If you are using the PDCA cycle, the risk treatment plan is the key document that links all four phases in the ISMS. It is a high-level, documented identification of who is responsible for delivering which risk management objectives, of how this is to be done, with what resources, and how this is to be assessed and improved. At its core, it is the detailed schedule describing who is responsible for taking what action, in respect of each risk, to bring it within board-defined acceptable levels. The table below shows an outline risk treatment plan.

Table 1: Outline risk treatment plan

Risk assessment tools

The risk assessment is a complex and data-rich process.
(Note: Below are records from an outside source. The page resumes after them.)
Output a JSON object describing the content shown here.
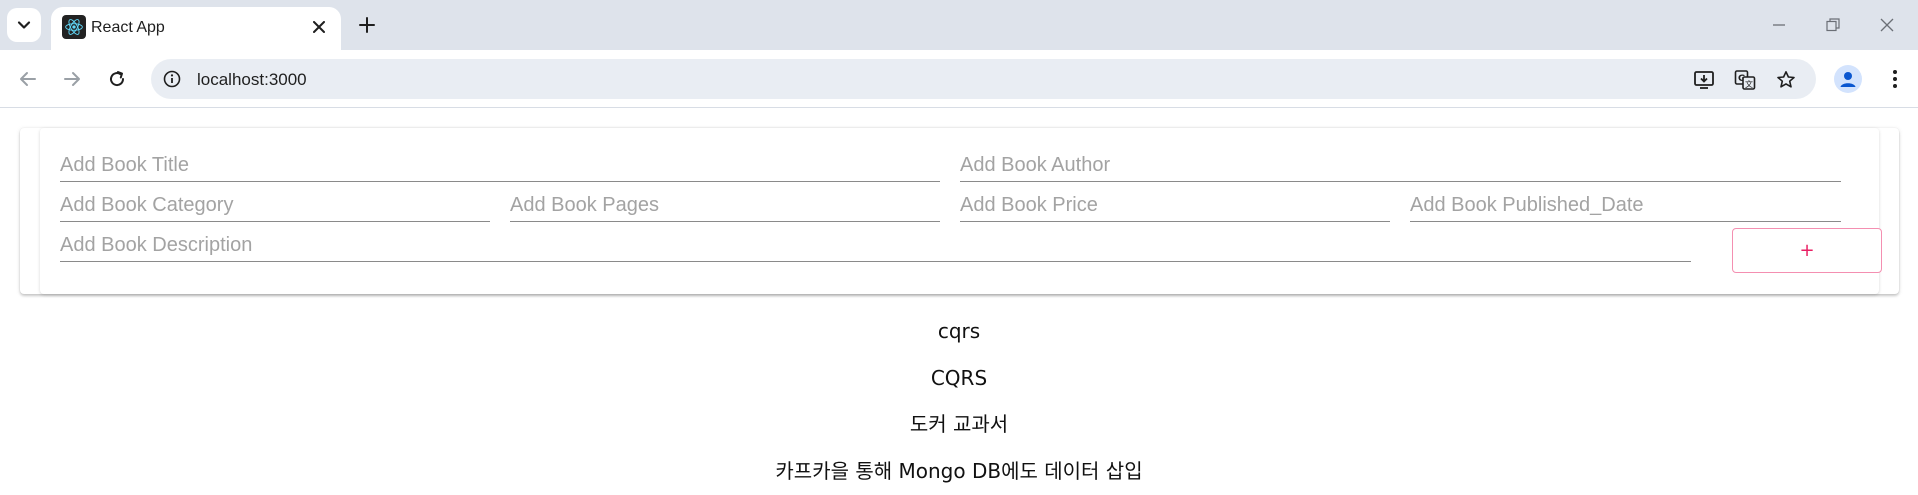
{
  "browser": {
    "tab_title": "React App",
    "url": "localhost:3000",
    "icons": {
      "tab_list": "chevron-down-icon",
      "favicon": "react-logo-icon",
      "close": "close-icon",
      "new_tab": "plus-icon",
      "back": "arrow-left-icon",
      "forward": "arrow-right-icon",
      "reload": "reload-icon",
      "site_info": "info-icon",
      "install": "install-app-icon",
      "translate": "translate-icon",
      "bookmark": "star-icon",
      "profile": "person-icon",
      "menu": "kebab-menu-icon"
    }
  },
  "form": {
    "title_placeholder": "Add Book Title",
    "author_placeholder": "Add Book Author",
    "category_placeholder": "Add Book Category",
    "pages_placeholder": "Add Book Pages",
    "price_placeholder": "Add Book Price",
    "published_date_placeholder": "Add Book Published_Date",
    "description_placeholder": "Add Book Description",
    "add_button_label": "+"
  },
  "books": [
    "cqrs",
    "CQRS",
    "도커 교과서",
    "카프카을 통해 Mongo DB에도 데이터 삽입"
  ],
  "colors": {
    "tabstrip_bg": "#dee3eb",
    "omnibox_bg": "#e9edf3",
    "accent_pink": "#e91e63"
  }
}
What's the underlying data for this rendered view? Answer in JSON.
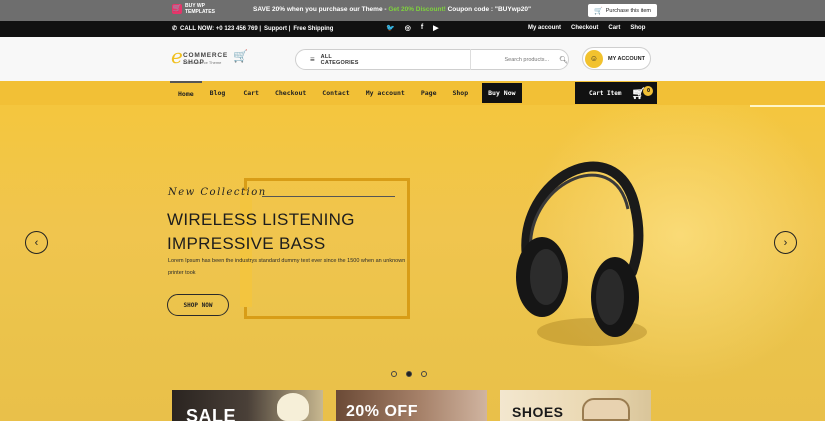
{
  "promo": {
    "logo_text": "BUY WP TEMPLATES",
    "offer_prefix": "SAVE 20% when you purchase our Theme - ",
    "offer_highlight": "Get 20% Discount!",
    "offer_suffix": " Coupon code : \"BUYwp20\"",
    "purchase_label": "Purchase this item"
  },
  "info": {
    "call": "CALL NOW: +0 123 456 769 |",
    "support": "Support |",
    "shipping": "Free Shipping",
    "links": [
      "My account",
      "Checkout",
      "Cart",
      "Shop"
    ]
  },
  "header": {
    "brand_name": "COMMERCE SHOP",
    "brand_tag": "A Ecommerce Theme",
    "categories_label": "ALL CATEGORIES",
    "search_placeholder": "Search products...",
    "account_label": "MY ACCOUNT"
  },
  "nav": {
    "items": [
      "Home",
      "Blog",
      "Cart",
      "Checkout",
      "Contact",
      "My account",
      "Page",
      "Shop"
    ],
    "buy_now": "Buy Now",
    "cart_label": "Cart Item",
    "cart_count": "0"
  },
  "hero": {
    "eyebrow": "New Collection",
    "headline_line1": "WIRELESS LISTENING",
    "headline_line2": "IMPRESSIVE BASS",
    "body": "Lorem Ipsum has been the industrys standard dummy text ever since the 1500 when an unknown printer took",
    "cta": "SHOP NOW",
    "slides_total": 3,
    "active_slide": 2
  },
  "cards": [
    "SALE",
    "20% OFF",
    "SHOES"
  ],
  "colors": {
    "accent": "#f2c036",
    "dark": "#111111",
    "promo_bar": "#6e6e6e"
  }
}
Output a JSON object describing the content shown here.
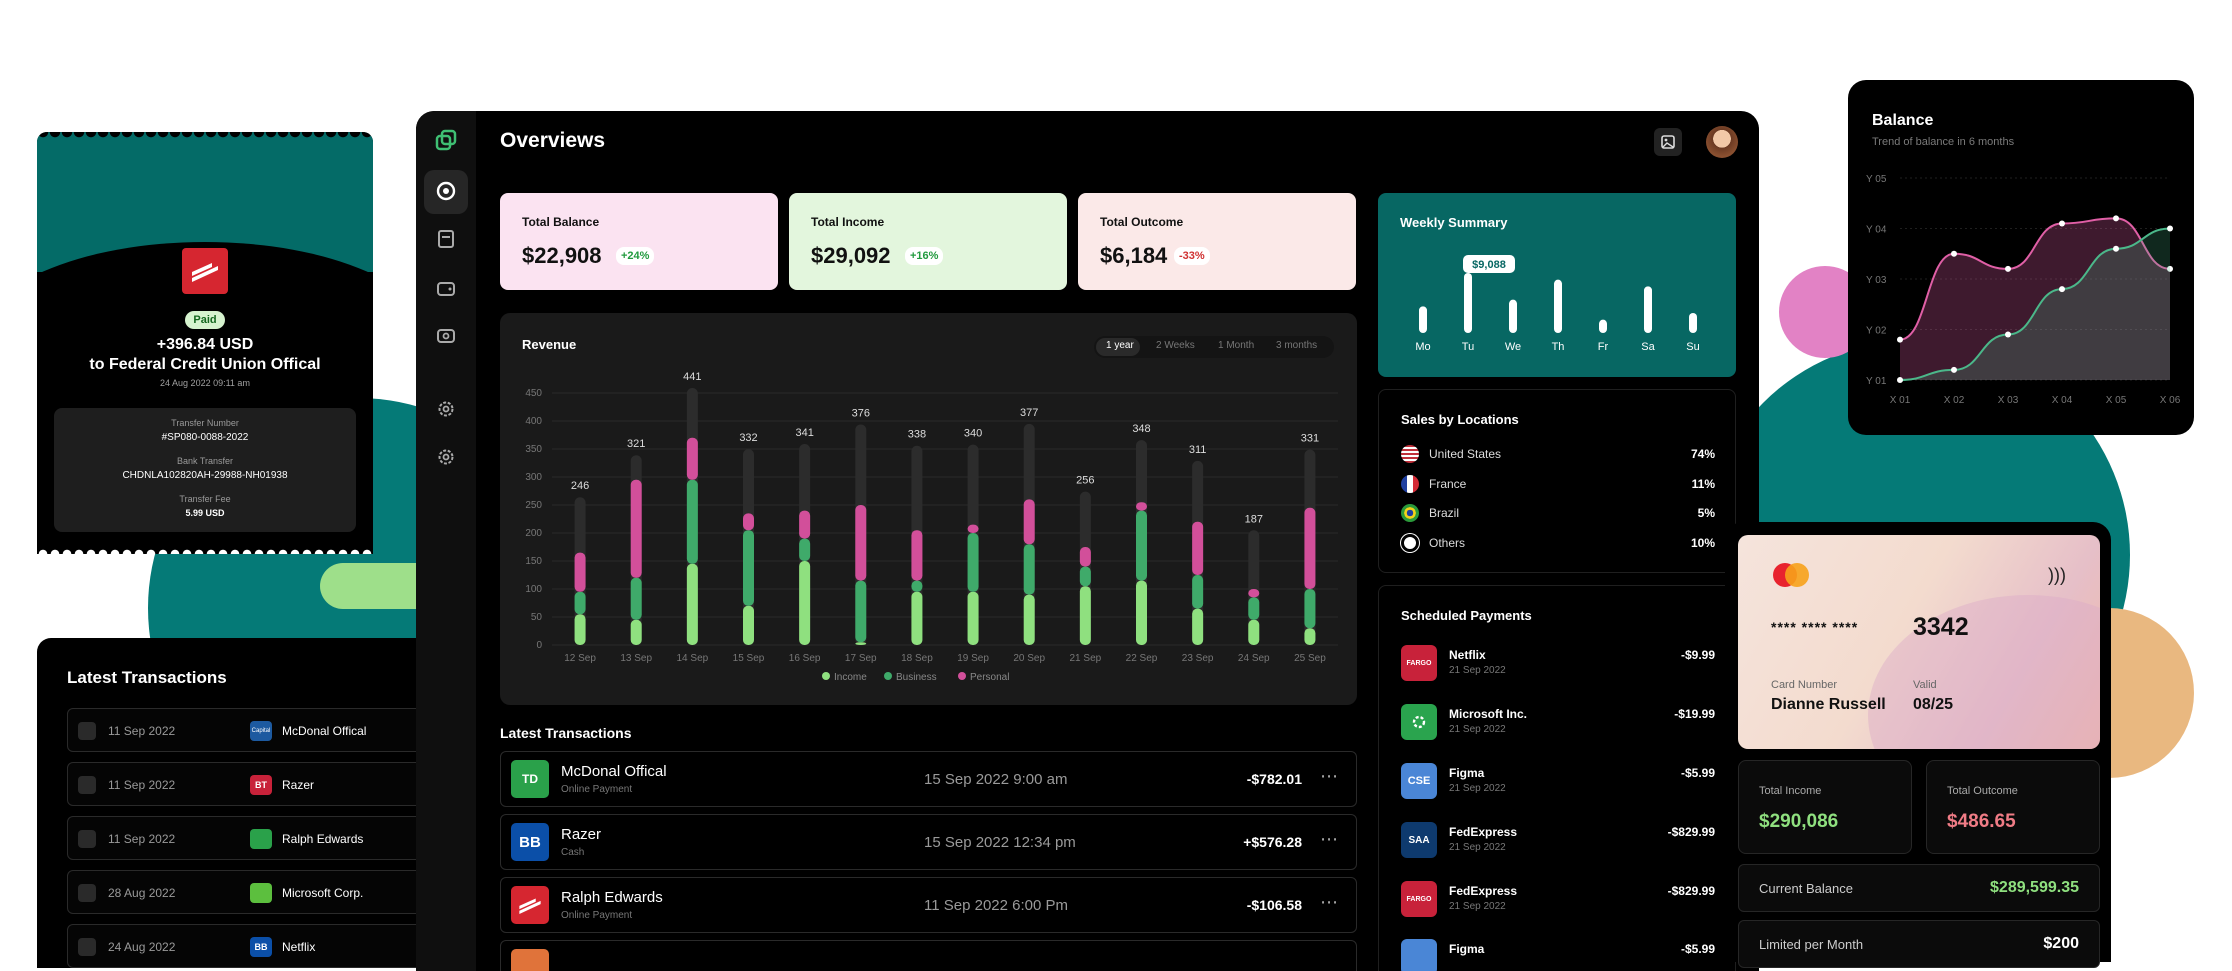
{
  "receipt": {
    "status": "Paid",
    "amount": "+396.84 USD",
    "to": "to  Federal Credit Union Offical",
    "date": "24 Aug 2022 09:11 am",
    "transfer_number_label": "Transfer Number",
    "transfer_number": "#SP080-0088-2022",
    "bank_transfer_label": "Bank Transfer",
    "bank_transfer": "CHDNLA102820AH-29988-NH01938",
    "fee_label": "Transfer Fee",
    "fee": "5.99 USD"
  },
  "left_transactions": {
    "title": "Latest Transactions",
    "rows": [
      {
        "date": "11 Sep 2022",
        "name": "McDonal Offical",
        "logo": "Capital"
      },
      {
        "date": "11 Sep 2022",
        "name": "Razer",
        "logo": "BT"
      },
      {
        "date": "11 Sep 2022",
        "name": "Ralph Edwards",
        "logo": "ralph"
      },
      {
        "date": "28 Aug 2022",
        "name": "Microsoft Corp.",
        "logo": "ms"
      },
      {
        "date": "24 Aug 2022",
        "name": "Netflix",
        "logo": "BB"
      }
    ]
  },
  "header": {
    "title": "Overviews"
  },
  "cards": [
    {
      "label": "Total Balance",
      "value": "$22,908",
      "badge": "+24%"
    },
    {
      "label": "Total Income",
      "value": "$29,092",
      "badge": "+16%"
    },
    {
      "label": "Total Outcome",
      "value": "$6,184",
      "badge": "-33%"
    }
  ],
  "revenue": {
    "title": "Revenue",
    "tabs": [
      "1 year",
      "2 Weeks",
      "1 Month",
      "3 months"
    ],
    "active_tab": "1 year"
  },
  "chart_data": [
    {
      "type": "bar",
      "title": "Revenue",
      "categories": [
        "12 Sep",
        "13 Sep",
        "14 Sep",
        "15 Sep",
        "16 Sep",
        "17 Sep",
        "18 Sep",
        "19 Sep",
        "20 Sep",
        "21 Sep",
        "22 Sep",
        "23 Sep",
        "24 Sep",
        "25 Sep"
      ],
      "totals": [
        246,
        321,
        441,
        332,
        341,
        376,
        338,
        340,
        377,
        256,
        348,
        311,
        187,
        331
      ],
      "series": [
        {
          "name": "Income",
          "color": "#8fe07f",
          "values": [
            55,
            45,
            145,
            70,
            150,
            5,
            95,
            95,
            90,
            105,
            115,
            65,
            45,
            30
          ]
        },
        {
          "name": "Business",
          "color": "#3faa6a",
          "values": [
            40,
            75,
            150,
            135,
            40,
            110,
            20,
            105,
            90,
            35,
            125,
            60,
            40,
            70
          ]
        },
        {
          "name": "Personal",
          "color": "#d24f9a",
          "values": [
            70,
            175,
            75,
            30,
            50,
            135,
            90,
            15,
            80,
            35,
            15,
            95,
            15,
            145
          ]
        }
      ],
      "ylim": [
        0,
        450
      ],
      "yticks": [
        0,
        50,
        100,
        150,
        200,
        250,
        300,
        350,
        400,
        450
      ]
    },
    {
      "type": "bar",
      "title": "Weekly Summary",
      "categories": [
        "Mo",
        "Tu",
        "We",
        "Th",
        "Fr",
        "Sa",
        "Su"
      ],
      "values": [
        4,
        9,
        5,
        8,
        2,
        7,
        3
      ],
      "highlight": {
        "category": "Tu",
        "label": "$9,088"
      }
    },
    {
      "type": "area",
      "title": "Balance",
      "subtitle": "Trend of balance in 6 months",
      "categories": [
        "X 01",
        "X 02",
        "X 03",
        "X 04",
        "X 05",
        "X 06"
      ],
      "yticks": [
        "Y 01",
        "Y 02",
        "Y 03",
        "Y 04",
        "Y 05"
      ],
      "series": [
        {
          "color": "#e05fa6",
          "values": [
            1.8,
            3.5,
            3.2,
            4.1,
            4.2,
            3.2
          ]
        },
        {
          "color": "#4bb88a",
          "values": [
            1.0,
            1.2,
            1.9,
            2.8,
            3.6,
            4.0
          ]
        }
      ]
    }
  ],
  "weekly": {
    "title": "Weekly Summary"
  },
  "locations": {
    "title": "Sales by Locations",
    "items": [
      {
        "name": "United States",
        "pct": "74%"
      },
      {
        "name": "France",
        "pct": "11%"
      },
      {
        "name": "Brazil",
        "pct": "5%"
      },
      {
        "name": "Others",
        "pct": "10%"
      }
    ]
  },
  "scheduled": {
    "title": "Scheduled Payments",
    "items": [
      {
        "name": "Netflix",
        "date": "21 Sep 2022",
        "amount": "-$9.99",
        "logo": "FARGO"
      },
      {
        "name": "Microsoft Inc.",
        "date": "21 Sep 2022",
        "amount": "-$19.99",
        "logo": ""
      },
      {
        "name": "Figma",
        "date": "21 Sep 2022",
        "amount": "-$5.99",
        "logo": "CSE"
      },
      {
        "name": "FedExpress",
        "date": "21 Sep 2022",
        "amount": "-$829.99",
        "logo": "SAA"
      },
      {
        "name": "FedExpress",
        "date": "21 Sep 2022",
        "amount": "-$829.99",
        "logo": "FARGO"
      },
      {
        "name": "Figma",
        "date": "",
        "amount": "-$5.99",
        "logo": ""
      }
    ]
  },
  "transactions": {
    "title": "Latest Transactions",
    "rows": [
      {
        "name": "McDonal Offical",
        "type": "Online Payment",
        "date": "15 Sep 2022 9:00 am",
        "amount": "-$782.01",
        "logo": "TD"
      },
      {
        "name": "Razer",
        "type": "Cash",
        "date": "15 Sep 2022 12:34 pm",
        "amount": "+$576.28",
        "logo": "BB"
      },
      {
        "name": "Ralph Edwards",
        "type": "Online Payment",
        "date": "11 Sep 2022 6:00 Pm",
        "amount": "-$106.58",
        "logo": ""
      }
    ]
  },
  "balance": {
    "title": "Balance",
    "subtitle": "Trend of balance in 6 months"
  },
  "credit": {
    "masked": "**** **** ****",
    "last4": "3342",
    "number_label": "Card Number",
    "holder": "Dianne Russell",
    "valid_label": "Valid",
    "valid": "08/25",
    "income_label": "Total Income",
    "income": "$290,086",
    "outcome_label": "Total Outcome",
    "outcome": "$486.65",
    "balance_label": "Current Balance",
    "balance": "$289,599.35",
    "limit_label": "Limited per Month",
    "limit": "$200"
  },
  "colors": {
    "accent": "#076763",
    "pink": "#d24f9a",
    "green": "#3faa6a",
    "light_green": "#8fe07f"
  }
}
For an organisation of any size, a practical way to carry it out is to create a database that contains details of all the assets within the scope of the ISMS, and then to link to each asset the details of the risks facing it, along with the impacts and their likelihood, together with details of the asset ownership and its confidentiality classification. The risk assessment process is made enormously simpler if one can also use pre-populated databases of information security risks.

This database must be updated in the light of new risk assessments, which should take place whenever there are changes to the assets or to the risk environment.

The complexity of this task is such that many organisations want to use some form of automated tool¹¹ to aid in the risk assessment.